I'm going through the proof of the following:
If $F$ is a free group, and $1 \neq w \in F$, then $|w| = \infty$, i.e. $F$ is torsion-free.
In the proof, we let $F=F_X$ be the free group on $X$, so $w$ is a nonempty reduced word. The proof goes on to say that, in general, we can write $$w = a_1 \cdots a_r a_{r+1} \cdots a_{l-r} a_r^{-1}\cdots a_1^{-1},$$ with $a_{r+1} \neq a_{l-r}^{-1}$, i.e. $w = \beta\alpha\beta^{-1}$, with $\alpha$ a nonempty cyclically reduced word.
Why is it possible to write $w$ in such a way?

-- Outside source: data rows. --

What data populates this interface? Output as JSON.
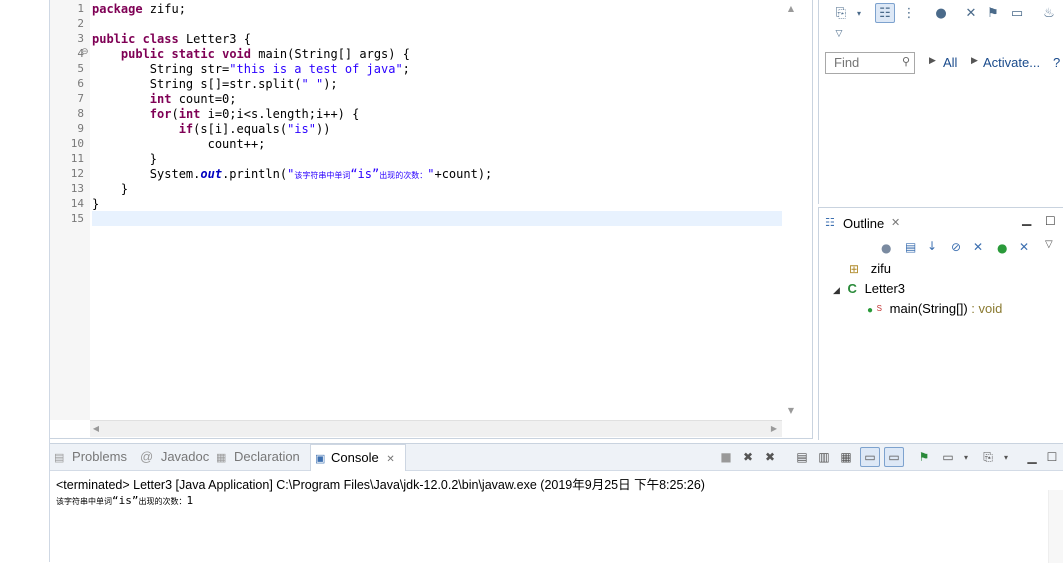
{
  "editor": {
    "line_numbers": [
      "1",
      "2",
      "3",
      "4",
      "5",
      "6",
      "7",
      "8",
      "9",
      "10",
      "11",
      "12",
      "13",
      "14",
      "15"
    ],
    "lines": [
      [
        {
          "t": "package",
          "c": "kw"
        },
        {
          "t": " zifu;",
          "c": ""
        }
      ],
      [],
      [
        {
          "t": "public",
          "c": "kw"
        },
        {
          "t": " ",
          "c": ""
        },
        {
          "t": "class",
          "c": "kw"
        },
        {
          "t": " Letter3 {",
          "c": ""
        }
      ],
      [
        {
          "t": "    ",
          "c": ""
        },
        {
          "t": "public",
          "c": "kw"
        },
        {
          "t": " ",
          "c": ""
        },
        {
          "t": "static",
          "c": "kw"
        },
        {
          "t": " ",
          "c": ""
        },
        {
          "t": "void",
          "c": "kw"
        },
        {
          "t": " main(String[] args) {",
          "c": ""
        }
      ],
      [
        {
          "t": "        String str=",
          "c": ""
        },
        {
          "t": "\"this is a test of java\"",
          "c": "str"
        },
        {
          "t": ";",
          "c": ""
        }
      ],
      [
        {
          "t": "        String s[]=str.split(",
          "c": ""
        },
        {
          "t": "\" \"",
          "c": "str"
        },
        {
          "t": ");",
          "c": ""
        }
      ],
      [
        {
          "t": "        ",
          "c": ""
        },
        {
          "t": "int",
          "c": "kw"
        },
        {
          "t": " count=0;",
          "c": ""
        }
      ],
      [
        {
          "t": "        ",
          "c": ""
        },
        {
          "t": "for",
          "c": "kw"
        },
        {
          "t": "(",
          "c": ""
        },
        {
          "t": "int",
          "c": "kw"
        },
        {
          "t": " i=0;i<s.length;i++) {",
          "c": ""
        }
      ],
      [
        {
          "t": "            ",
          "c": ""
        },
        {
          "t": "if",
          "c": "kw"
        },
        {
          "t": "(s[i].equals(",
          "c": ""
        },
        {
          "t": "\"is\"",
          "c": "str"
        },
        {
          "t": "))",
          "c": ""
        }
      ],
      [
        {
          "t": "                count++;",
          "c": ""
        }
      ],
      [
        {
          "t": "        }",
          "c": ""
        }
      ],
      [
        {
          "t": "        System.",
          "c": ""
        },
        {
          "t": "out",
          "c": "fld"
        },
        {
          "t": ".println(",
          "c": ""
        },
        {
          "t": "\"",
          "c": "str"
        },
        {
          "t": "该字符串中单词",
          "c": "cn"
        },
        {
          "t": "“is”",
          "c": "str"
        },
        {
          "t": "出现的次数：",
          "c": "cn"
        },
        {
          "t": "\"",
          "c": "str"
        },
        {
          "t": "+count);",
          "c": ""
        }
      ],
      [
        {
          "t": "    }",
          "c": ""
        }
      ],
      [
        {
          "t": "}",
          "c": ""
        }
      ],
      []
    ]
  },
  "right_top": {
    "find_placeholder": "Find",
    "all_link": "All",
    "activate_link": "Activate..."
  },
  "outline": {
    "tab_label": "Outline",
    "package": "zifu",
    "class": "Letter3",
    "method": "main(String[])",
    "method_type": " : void"
  },
  "bottom": {
    "tabs": [
      "Problems",
      "Javadoc",
      "Declaration",
      "Console"
    ],
    "active_tab": "Console",
    "console_header": "<terminated> Letter3 [Java Application] C:\\Program Files\\Java\\jdk-12.0.2\\bin\\javaw.exe (2019年9月25日 下午8:25:26)",
    "console_output_prefix": "该字符串中单词",
    "console_output_is": "“is”",
    "console_output_suffix": "出现的次数：",
    "console_output_value": "1"
  },
  "colors": {
    "keyword": "#7f0055",
    "string": "#2a00ff",
    "field": "#0000c0",
    "current_line": "#e8f2fe",
    "link": "#1a4b8c"
  },
  "icons": {
    "toolbar_right": [
      "new-view-icon",
      "dropdown-icon",
      "hierarchy-icon",
      "tree-icon",
      "beans-icon",
      "link-icon",
      "pin-icon",
      "minimize-icon",
      "java-perspective-icon"
    ],
    "outline_toolbar": [
      "beans-icon",
      "collapse-all-icon",
      "sort-icon",
      "hide-fields-icon",
      "hide-static-icon",
      "hide-nonpublic-icon",
      "hide-local-icon",
      "view-menu-icon"
    ],
    "console_toolbar": [
      "terminate-icon",
      "remove-launch-icon",
      "remove-all-icon",
      "clear-console-icon",
      "scroll-lock-icon",
      "word-wrap-icon",
      "show-on-stdout-icon",
      "show-on-stderr-icon",
      "pin-console-icon",
      "display-console-icon",
      "open-console-icon",
      "minimize-icon"
    ]
  }
}
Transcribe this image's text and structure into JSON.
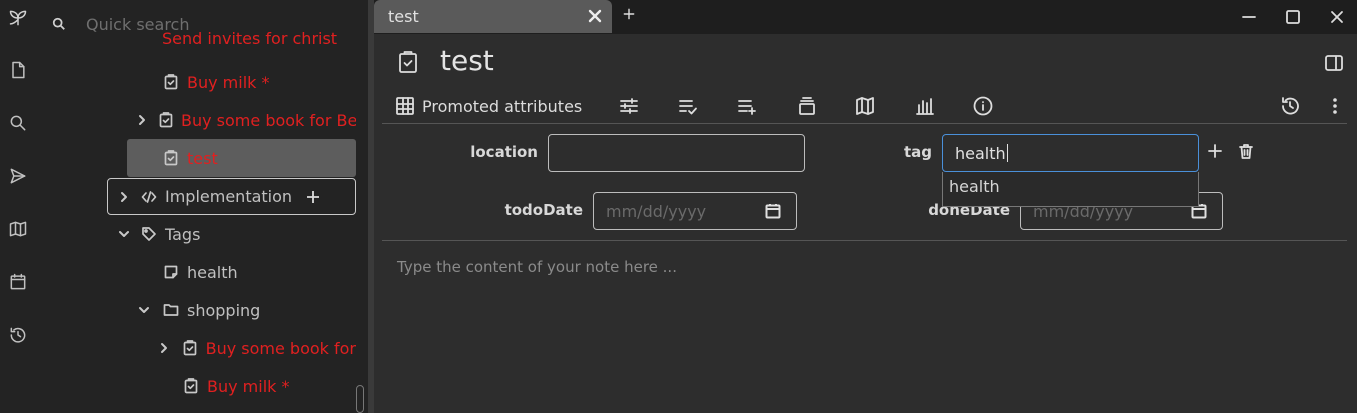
{
  "search": {
    "placeholder": "Quick search"
  },
  "tree": {
    "items": [
      {
        "label": "Send invites for christ",
        "color": "red"
      },
      {
        "label": "Buy milk *",
        "color": "red"
      },
      {
        "label": "Buy some book for Be",
        "color": "red"
      },
      {
        "label": "test",
        "color": "red"
      },
      {
        "label": "Implementation",
        "color": "plain"
      },
      {
        "label": "Tags",
        "color": "plain"
      },
      {
        "label": "health",
        "color": "plain"
      },
      {
        "label": "shopping",
        "color": "plain"
      },
      {
        "label": "Buy some book for",
        "color": "red"
      },
      {
        "label": "Buy milk *",
        "color": "red"
      }
    ]
  },
  "tabs": [
    {
      "label": "test"
    }
  ],
  "note": {
    "title": "test",
    "ribbon": {
      "promoted_label": "Promoted attributes"
    },
    "attributes": {
      "location": {
        "label": "location",
        "value": ""
      },
      "tag": {
        "label": "tag",
        "value": "health"
      },
      "todoDate": {
        "label": "todoDate",
        "placeholder": "mm/dd/yyyy"
      },
      "doneDate": {
        "label": "doneDate",
        "placeholder": "mm/dd/yyyy"
      }
    },
    "autocomplete": {
      "option": "health"
    },
    "content_placeholder": "Type the content of your note here ..."
  },
  "colors": {
    "todo_red": "#e02020",
    "focus_blue": "#4a90d9"
  }
}
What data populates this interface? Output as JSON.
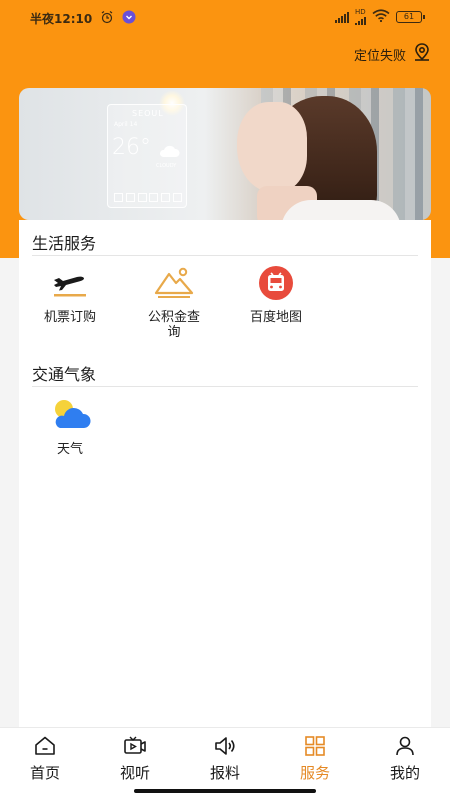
{
  "status_bar": {
    "time": "半夜12:10",
    "network_label": "HD",
    "battery": "61"
  },
  "location": {
    "label": "定位失败",
    "icon": "location-pin-icon"
  },
  "banner": {
    "weather_city": "SEOUL",
    "weather_date": "April 14",
    "weather_temp": "26°",
    "weather_condition": "CLOUDY"
  },
  "sections": [
    {
      "title": "生活服务",
      "items": [
        {
          "label": "机票订购",
          "icon": "airplane-icon"
        },
        {
          "label": "公积金查询",
          "icon": "mountain-icon"
        },
        {
          "label": "百度地图",
          "icon": "bus-icon"
        }
      ]
    },
    {
      "title": "交通气象",
      "items": [
        {
          "label": "天气",
          "icon": "weather-cloud-icon"
        }
      ]
    }
  ],
  "bottom_nav": {
    "items": [
      {
        "label": "首页",
        "icon": "home-icon"
      },
      {
        "label": "视听",
        "icon": "video-icon"
      },
      {
        "label": "报料",
        "icon": "speaker-icon"
      },
      {
        "label": "服务",
        "icon": "grid-icon",
        "active": true
      },
      {
        "label": "我的",
        "icon": "user-icon"
      }
    ]
  },
  "colors": {
    "brand_orange": "#fb9410",
    "active_tab": "#e58a26",
    "bus_red": "#e84b3c",
    "mountain_gold": "#e8a94a",
    "cloud_blue": "#2f7ef0"
  }
}
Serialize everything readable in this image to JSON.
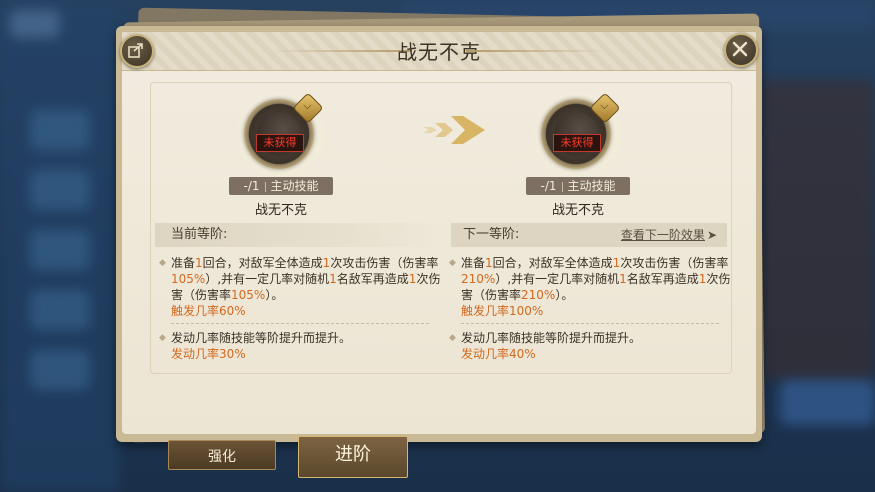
{
  "dialog": {
    "title": "战无不克",
    "share_icon": "share-icon",
    "close_icon": "close-icon"
  },
  "current_skill": {
    "lock_label": "未获得",
    "tag_level": "-/1",
    "tag_type": "主动技能",
    "name": "战无不克"
  },
  "next_skill": {
    "lock_label": "未获得",
    "tag_level": "-/1",
    "tag_type": "主动技能",
    "name": "战无不克"
  },
  "current_level": {
    "header": "当前等阶:",
    "desc1_a": "准备",
    "desc1_n1": "1",
    "desc1_b": "回合，对敌军全体造成",
    "desc1_n2": "1",
    "desc1_c": "次攻击伤害（伤害率",
    "desc1_rate": "105%",
    "desc1_d": "）,并有一定几率对随机",
    "desc1_n3": "1",
    "desc1_e": "名敌军再造成",
    "desc1_n4": "1",
    "desc1_f": "次伤害（伤害率",
    "desc1_rate2": "105%",
    "desc1_g": "）。",
    "trigger": "触发几率60%",
    "desc2": "发动几率随技能等阶提升而提升。",
    "activation": "发动几率30%"
  },
  "next_level": {
    "header": "下一等阶:",
    "view_next": "查看下一阶效果",
    "desc1_a": "准备",
    "desc1_n1": "1",
    "desc1_b": "回合，对敌军全体造成",
    "desc1_n2": "1",
    "desc1_c": "次攻击伤害（伤害率",
    "desc1_rate": "210%",
    "desc1_d": "）,并有一定几率对随机",
    "desc1_n3": "1",
    "desc1_e": "名敌军再造成",
    "desc1_n4": "1",
    "desc1_f": "次伤害（伤害率",
    "desc1_rate2": "210%",
    "desc1_g": "）。",
    "trigger": "触发几率100%",
    "desc2": "发动几率随技能等阶提升而提升。",
    "activation": "发动几率40%"
  },
  "tabs": {
    "strengthen": "强化",
    "advance": "进阶"
  },
  "colors": {
    "highlight": "#d2691e",
    "lock_red": "#ff3b2b",
    "panel_bg": "#ece5d3"
  }
}
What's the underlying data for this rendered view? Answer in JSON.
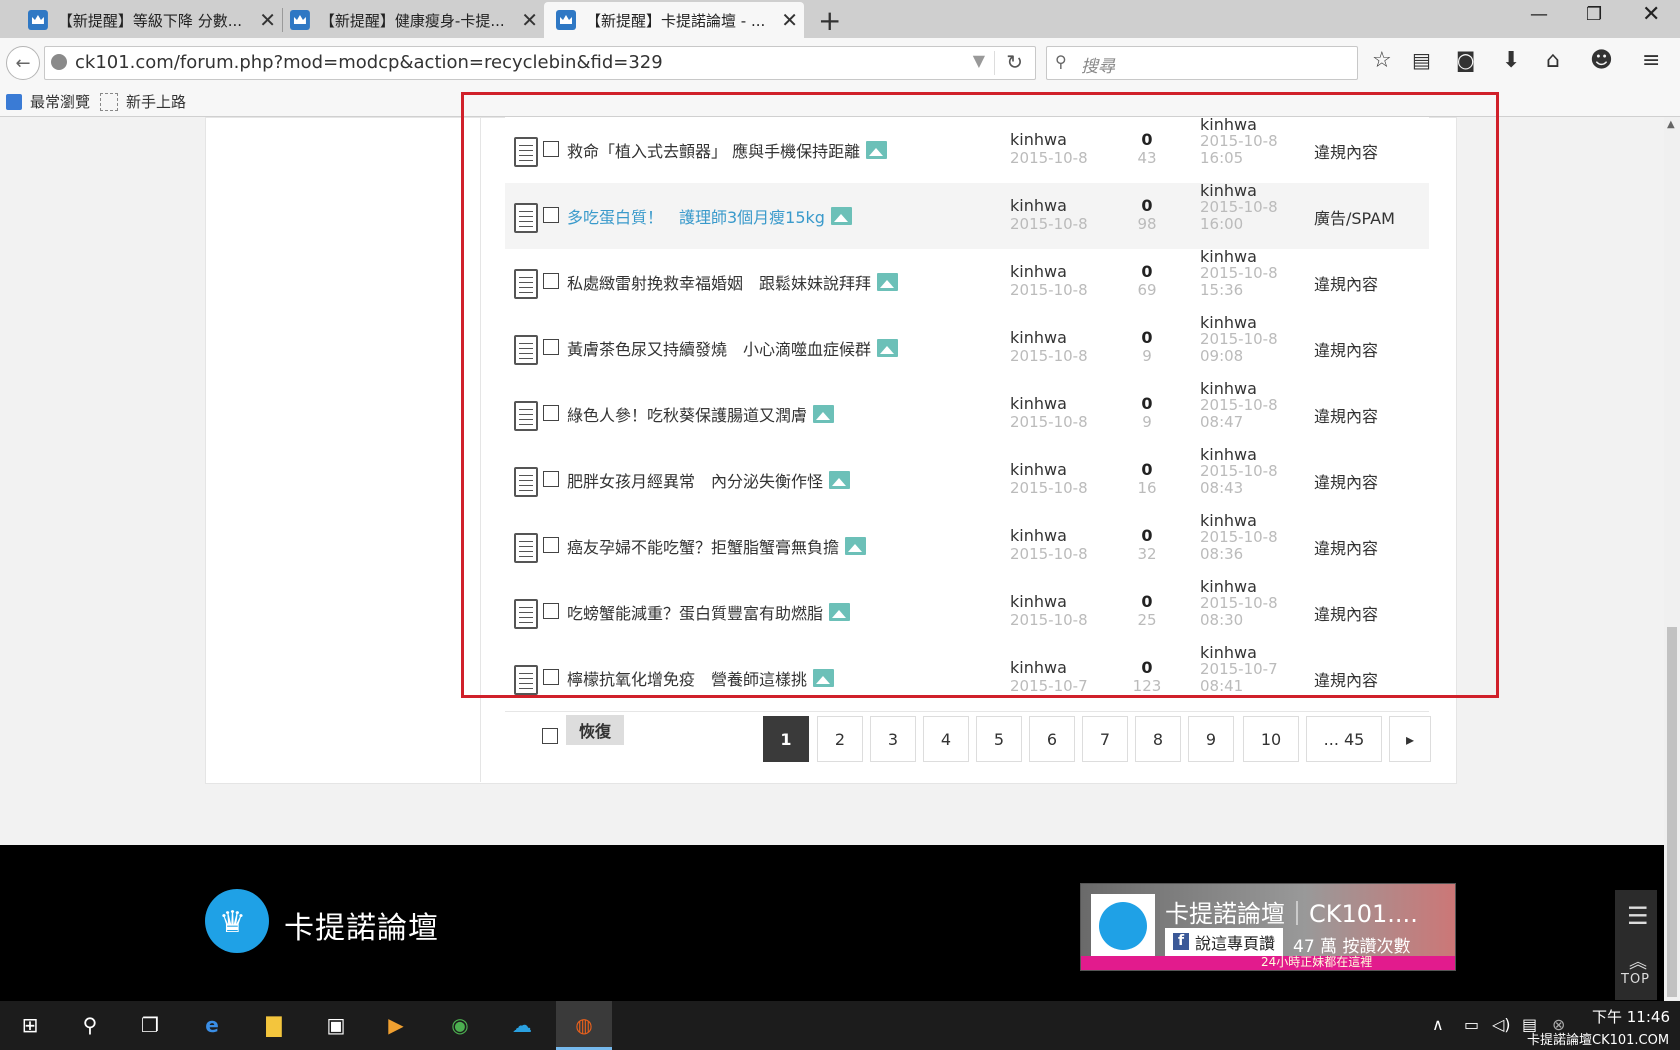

This is really trivial when you see what it means. Consider the unique representation of $w$ as a reduced word, say $$w=a_1a_2\dots a_n.$$ If $a_1\neq a_n^{-1}$, then we can take $r=0$. Otherwise, if $a_2\neq a_{n-1}^{-1}$, we can take $r=1$. Otherwise, if $a_3\neq a_{n-2}^{-1}$, we can take $r=2$. And so on. Assuming $n>0$, we must eventually reach an $r$ such that $a_{r+1}\neq a_{n-r}^{-1}$, since eventually we reach the middle of the word and the left and right halves of the word would cancel out, contradicting the assumption that $w$ is reduced.
That is, $\beta$ is just the longest initial subword of $w$ whose inverse appears at the end of $w$, and $r$ is the length of that subword.